Nous ne sommes que deux ce matin. Le réveil, nous graciant d’une miséricorde dominicale, rougit de chiffres devant son être à demi dénudé. Les chiens du quartier, las d’abreuver les fêtards de leurs réprimandes, semblent pousser leur narcose tandis que j’ouvre un oeil.
Apaisée, calme et souriante, pas un seul spectre n’est venu profaner son long repos. La main posée sur le sein, comme à son habitude, elle m’avise de ses yeux coquins.
Le clocher entame sa ritournelle, il nous berce de son hymne quotidien. Immuable. Lui qui sait si bien nous agacer lorsque nous aspirons à une plus longue détente. Je la couvre de baisers, à satiété, elle esquisse un sourire.

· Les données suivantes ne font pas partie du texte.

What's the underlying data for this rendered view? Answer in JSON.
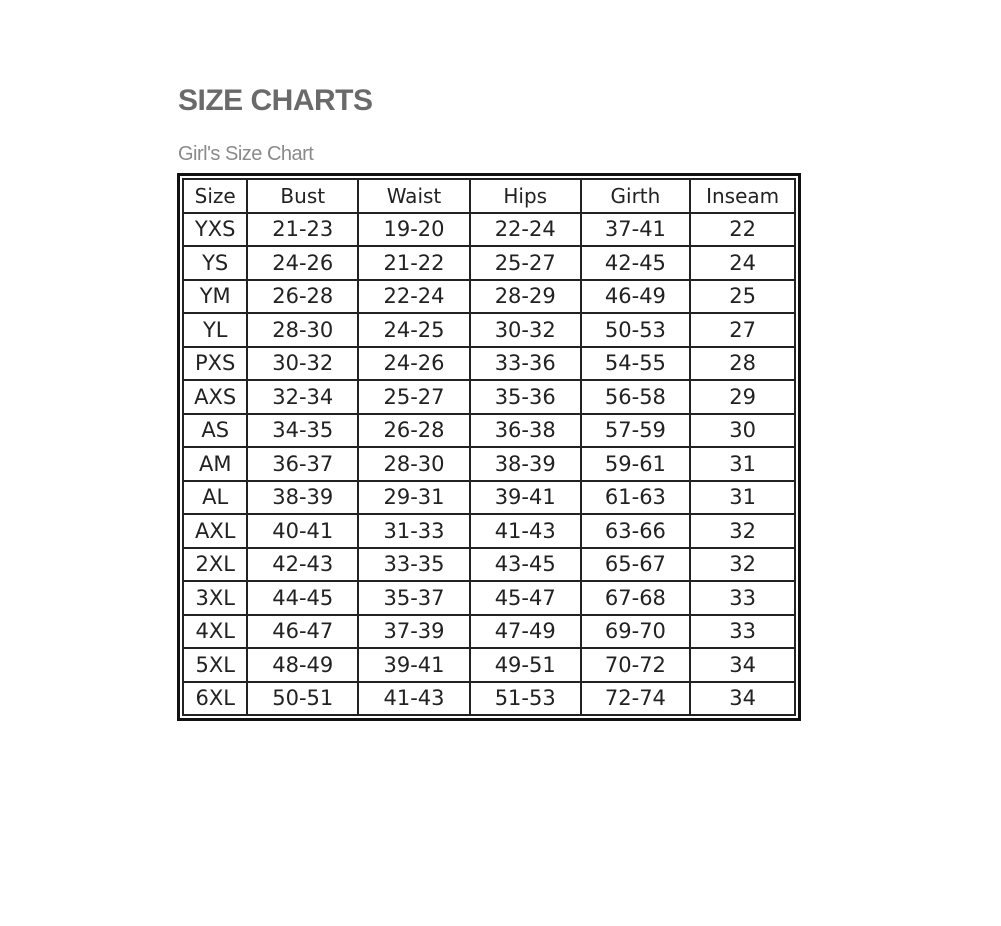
{
  "title": "SIZE CHARTS",
  "subtitle": "Girl's Size Chart",
  "table": {
    "headers": [
      "Size",
      "Bust",
      "Waist",
      "Hips",
      "Girth",
      "Inseam"
    ],
    "rows": [
      [
        "YXS",
        "21-23",
        "19-20",
        "22-24",
        "37-41",
        "22"
      ],
      [
        "YS",
        "24-26",
        "21-22",
        "25-27",
        "42-45",
        "24"
      ],
      [
        "YM",
        "26-28",
        "22-24",
        "28-29",
        "46-49",
        "25"
      ],
      [
        "YL",
        "28-30",
        "24-25",
        "30-32",
        "50-53",
        "27"
      ],
      [
        "PXS",
        "30-32",
        "24-26",
        "33-36",
        "54-55",
        "28"
      ],
      [
        "AXS",
        "32-34",
        "25-27",
        "35-36",
        "56-58",
        "29"
      ],
      [
        "AS",
        "34-35",
        "26-28",
        "36-38",
        "57-59",
        "30"
      ],
      [
        "AM",
        "36-37",
        "28-30",
        "38-39",
        "59-61",
        "31"
      ],
      [
        "AL",
        "38-39",
        "29-31",
        "39-41",
        "61-63",
        "31"
      ],
      [
        "AXL",
        "40-41",
        "31-33",
        "41-43",
        "63-66",
        "32"
      ],
      [
        "2XL",
        "42-43",
        "33-35",
        "43-45",
        "65-67",
        "32"
      ],
      [
        "3XL",
        "44-45",
        "35-37",
        "45-47",
        "67-68",
        "33"
      ],
      [
        "4XL",
        "46-47",
        "37-39",
        "47-49",
        "69-70",
        "33"
      ],
      [
        "5XL",
        "48-49",
        "39-41",
        "49-51",
        "70-72",
        "34"
      ],
      [
        "6XL",
        "50-51",
        "41-43",
        "51-53",
        "72-74",
        "34"
      ]
    ]
  }
}
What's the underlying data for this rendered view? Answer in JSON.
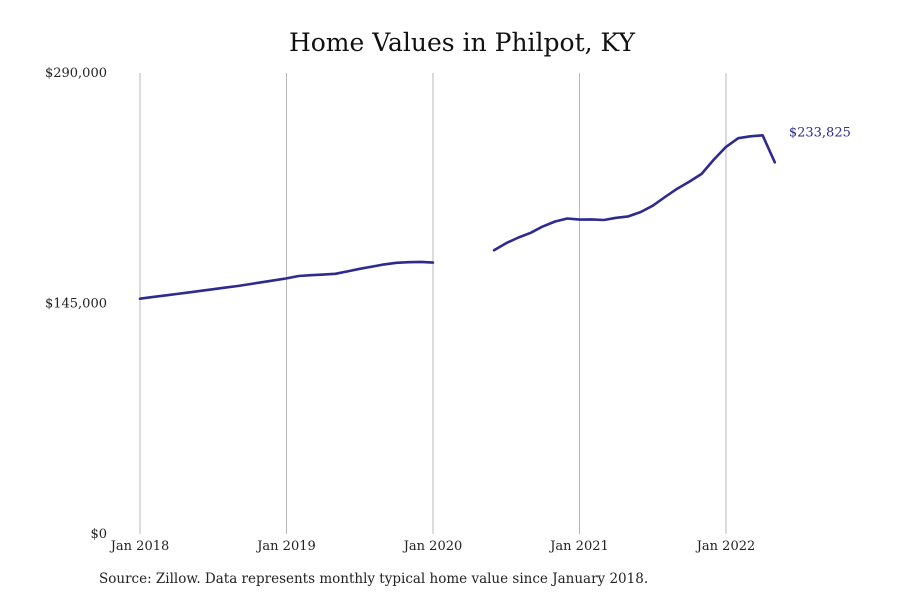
{
  "chart_data": {
    "type": "line",
    "title": "Home Values in Philpot, KY",
    "xlabel": "",
    "ylabel": "",
    "x_ticks": [
      "Jan 2018",
      "Jan 2019",
      "Jan 2020",
      "Jan 2021",
      "Jan 2022"
    ],
    "y_ticks": [
      "$290,000",
      "$145,000",
      "$0"
    ],
    "ylim": [
      0,
      290000
    ],
    "xlim": [
      "2018-01",
      "2022-12"
    ],
    "grid": "vertical",
    "line_color": "#2e2a8f",
    "end_label": "$233,825",
    "series": [
      {
        "name": "",
        "segments": [
          {
            "x": [
              "2018-01",
              "2018-02",
              "2018-03",
              "2018-04",
              "2018-05",
              "2018-06",
              "2018-07",
              "2018-08",
              "2018-09",
              "2018-10",
              "2018-11",
              "2018-12",
              "2019-01",
              "2019-02",
              "2019-03",
              "2019-04",
              "2019-05",
              "2019-06",
              "2019-07",
              "2019-08",
              "2019-09",
              "2019-10",
              "2019-11",
              "2019-12",
              "2020-01"
            ],
            "y": [
              148000,
              149000,
              150000,
              151000,
              152000,
              153000,
              154000,
              155000,
              156000,
              157200,
              158400,
              159600,
              160800,
              162300,
              162800,
              163200,
              163700,
              165200,
              166800,
              168200,
              169600,
              170600,
              171000,
              171200,
              170700
            ]
          },
          {
            "x": [
              "2020-06",
              "2020-07",
              "2020-08",
              "2020-09",
              "2020-10",
              "2020-11",
              "2020-12",
              "2021-01",
              "2021-02",
              "2021-03",
              "2021-04",
              "2021-05",
              "2021-06",
              "2021-07",
              "2021-08",
              "2021-09",
              "2021-10",
              "2021-11",
              "2021-12",
              "2022-01",
              "2022-02",
              "2022-03",
              "2022-04",
              "2022-05"
            ],
            "y": [
              178500,
              183000,
              186500,
              189500,
              193500,
              196600,
              198500,
              197800,
              197900,
              197500,
              198900,
              199800,
              202500,
              206500,
              212000,
              217200,
              221700,
              226500,
              235500,
              243500,
              249000,
              250200,
              250800,
              233825
            ]
          }
        ]
      }
    ],
    "source": "Source: Zillow. Data represents monthly typical home value since January 2018."
  }
}
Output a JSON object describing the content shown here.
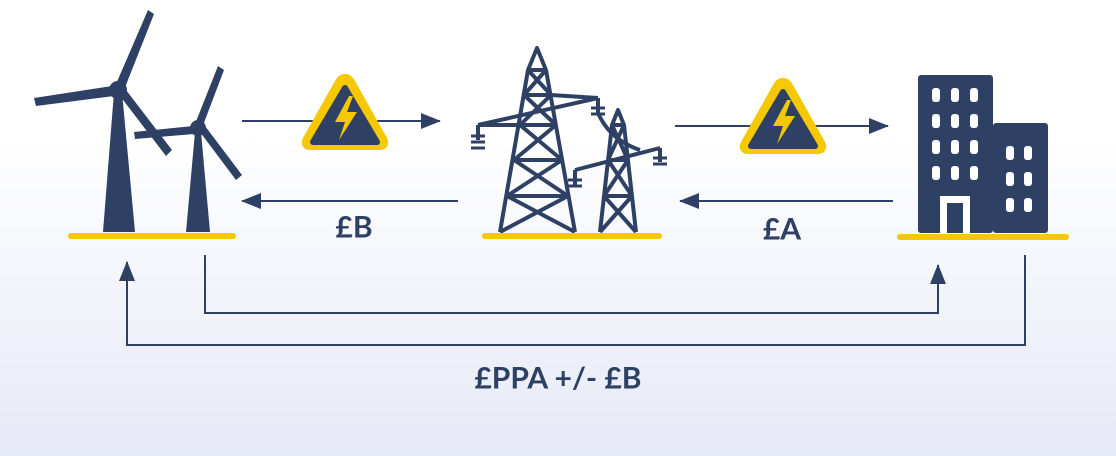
{
  "labels": {
    "generator_to_grid_payment": "£B",
    "consumer_to_grid_payment": "£A",
    "ppa_payment": "£PPA +/- £B"
  }
}
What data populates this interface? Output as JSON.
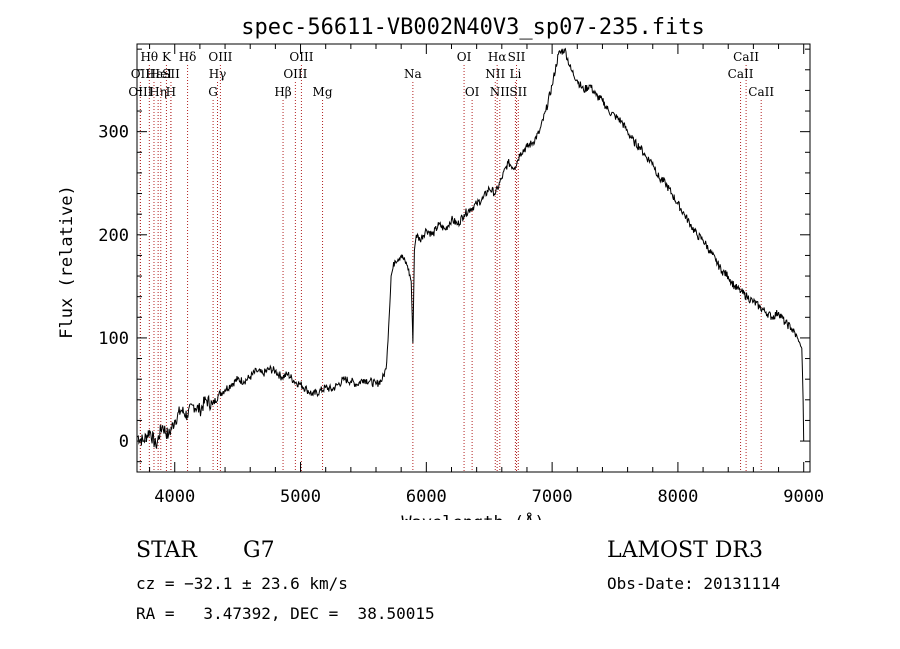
{
  "colors": {
    "spectrum": "#000000",
    "line_marker": "#b22222",
    "axis": "#000000",
    "background": "#ffffff"
  },
  "chart_data": {
    "type": "line",
    "title": "spec-56611-VB002N40V3_sp07-235.fits",
    "xlabel": "Wavelength (Å)",
    "ylabel": "Flux (relative)",
    "xlim": [
      3700,
      9050
    ],
    "ylim": [
      -30,
      385
    ],
    "xticks": [
      4000,
      5000,
      6000,
      7000,
      8000,
      9000
    ],
    "yticks": [
      0,
      100,
      200,
      300
    ],
    "grid": false,
    "series": [
      {
        "name": "spectrum",
        "x": [
          3700,
          3750,
          3800,
          3850,
          3900,
          3950,
          4000,
          4050,
          4100,
          4150,
          4200,
          4250,
          4300,
          4350,
          4400,
          4450,
          4500,
          4550,
          4600,
          4650,
          4700,
          4750,
          4800,
          4850,
          4900,
          4950,
          5000,
          5050,
          5100,
          5150,
          5200,
          5250,
          5300,
          5350,
          5400,
          5450,
          5500,
          5550,
          5600,
          5650,
          5680,
          5700,
          5720,
          5750,
          5800,
          5850,
          5880,
          5893,
          5905,
          5920,
          5950,
          6000,
          6050,
          6100,
          6150,
          6200,
          6250,
          6300,
          6350,
          6400,
          6450,
          6500,
          6550,
          6600,
          6650,
          6700,
          6750,
          6800,
          6850,
          6900,
          6950,
          7000,
          7050,
          7100,
          7150,
          7200,
          7250,
          7300,
          7350,
          7400,
          7450,
          7500,
          7550,
          7600,
          7650,
          7700,
          7750,
          7800,
          7850,
          7900,
          7950,
          8000,
          8050,
          8100,
          8150,
          8200,
          8250,
          8300,
          8350,
          8400,
          8450,
          8500,
          8550,
          8600,
          8650,
          8700,
          8750,
          8800,
          8850,
          8900,
          8950,
          8985,
          8995,
          9000
        ],
        "values": [
          5,
          0,
          10,
          -5,
          15,
          5,
          20,
          30,
          25,
          35,
          30,
          40,
          35,
          45,
          50,
          55,
          60,
          58,
          62,
          68,
          65,
          70,
          68,
          62,
          65,
          58,
          55,
          50,
          45,
          48,
          52,
          50,
          55,
          60,
          58,
          55,
          60,
          58,
          55,
          60,
          70,
          110,
          160,
          175,
          180,
          170,
          155,
          95,
          185,
          200,
          195,
          205,
          200,
          210,
          205,
          215,
          210,
          220,
          225,
          230,
          235,
          245,
          240,
          255,
          270,
          265,
          280,
          285,
          290,
          300,
          320,
          345,
          375,
          380,
          360,
          350,
          340,
          345,
          335,
          330,
          320,
          315,
          310,
          300,
          290,
          285,
          275,
          270,
          255,
          250,
          240,
          230,
          220,
          210,
          200,
          195,
          185,
          175,
          165,
          160,
          150,
          145,
          140,
          135,
          130,
          125,
          120,
          125,
          115,
          110,
          100,
          90,
          40,
          0
        ]
      }
    ],
    "spectral_lines": [
      {
        "label": "Hθ",
        "x": 3798,
        "row": 0
      },
      {
        "label": "OII",
        "x": 3727,
        "row": 1
      },
      {
        "label": "OIII",
        "x": 3727,
        "row": 2
      },
      {
        "label": "Hε",
        "x": 3835,
        "row": 1
      },
      {
        "label": "Hη",
        "x": 3868,
        "row": 2
      },
      {
        "label": "K",
        "x": 3934,
        "row": 0
      },
      {
        "label": "HeI",
        "x": 3889,
        "row": 1
      },
      {
        "label": "SII",
        "x": 3970,
        "row": 1
      },
      {
        "label": "H",
        "x": 3969,
        "row": 2
      },
      {
        "label": "Hδ",
        "x": 4102,
        "row": 0
      },
      {
        "label": "OIII",
        "x": 4363,
        "row": 0
      },
      {
        "label": "Hγ",
        "x": 4340,
        "row": 1
      },
      {
        "label": "G",
        "x": 4305,
        "row": 2
      },
      {
        "label": "Hβ",
        "x": 4861,
        "row": 2
      },
      {
        "label": "OIII",
        "x": 5007,
        "row": 0
      },
      {
        "label": "OIII",
        "x": 4959,
        "row": 1
      },
      {
        "label": "Mg",
        "x": 5175,
        "row": 2
      },
      {
        "label": "Na",
        "x": 5893,
        "row": 1
      },
      {
        "label": "OI",
        "x": 6300,
        "row": 0
      },
      {
        "label": "OI",
        "x": 6364,
        "row": 2
      },
      {
        "label": "Hα",
        "x": 6563,
        "row": 0
      },
      {
        "label": "SII",
        "x": 6717,
        "row": 0
      },
      {
        "label": "NII",
        "x": 6548,
        "row": 1
      },
      {
        "label": "Li",
        "x": 6708,
        "row": 1
      },
      {
        "label": "NII",
        "x": 6584,
        "row": 2
      },
      {
        "label": "SII",
        "x": 6731,
        "row": 2
      },
      {
        "label": "CaII",
        "x": 8542,
        "row": 0
      },
      {
        "label": "CaII",
        "x": 8498,
        "row": 1
      },
      {
        "label": "CaII",
        "x": 8662,
        "row": 2
      }
    ]
  },
  "info": {
    "object_class": "STAR",
    "subclass": "G7",
    "survey": "LAMOST DR3",
    "redshift": "cz = −32.1 ± 23.6 km/s",
    "obs_date": "Obs-Date: 20131114",
    "coords": "RA =   3.47392, DEC =  38.50015"
  }
}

Je n’en aurais jamais assez pour la couvrir de toute ma tendresse.
Il faut que parade cesse, et comme toutes les bonnes choses ont une faim : un bon petit déjeuner sur une table garnie. Promesse d’un brunch qui n’en est pas un, mais qui finira assurément comme tel.
Quatre à quatre, je m’empresse de délivrer le café de son écrin, il emplit la pièce. En une fragrance, je me retrouve dans une maison coloniale, mon hôte cubain me sert un coradito sur fond de montagne laiteuse.
Les confitures maison ornent la table, les viennoiseries se réconfortent dans le four et brûlent de se mêler au café. Trois petites oranges prennent leurs quartiers dans le pressoir, elle s’en régalera plus tard.
La voici qui descend, sourire aux lèvres. Ses yeux rieurs miroitent le serment d’une bonne journée. De ces moments si simples et rares à la fois, le temps s’arrête et nous jalouse. Elle et moi devant ce petit déjeuner.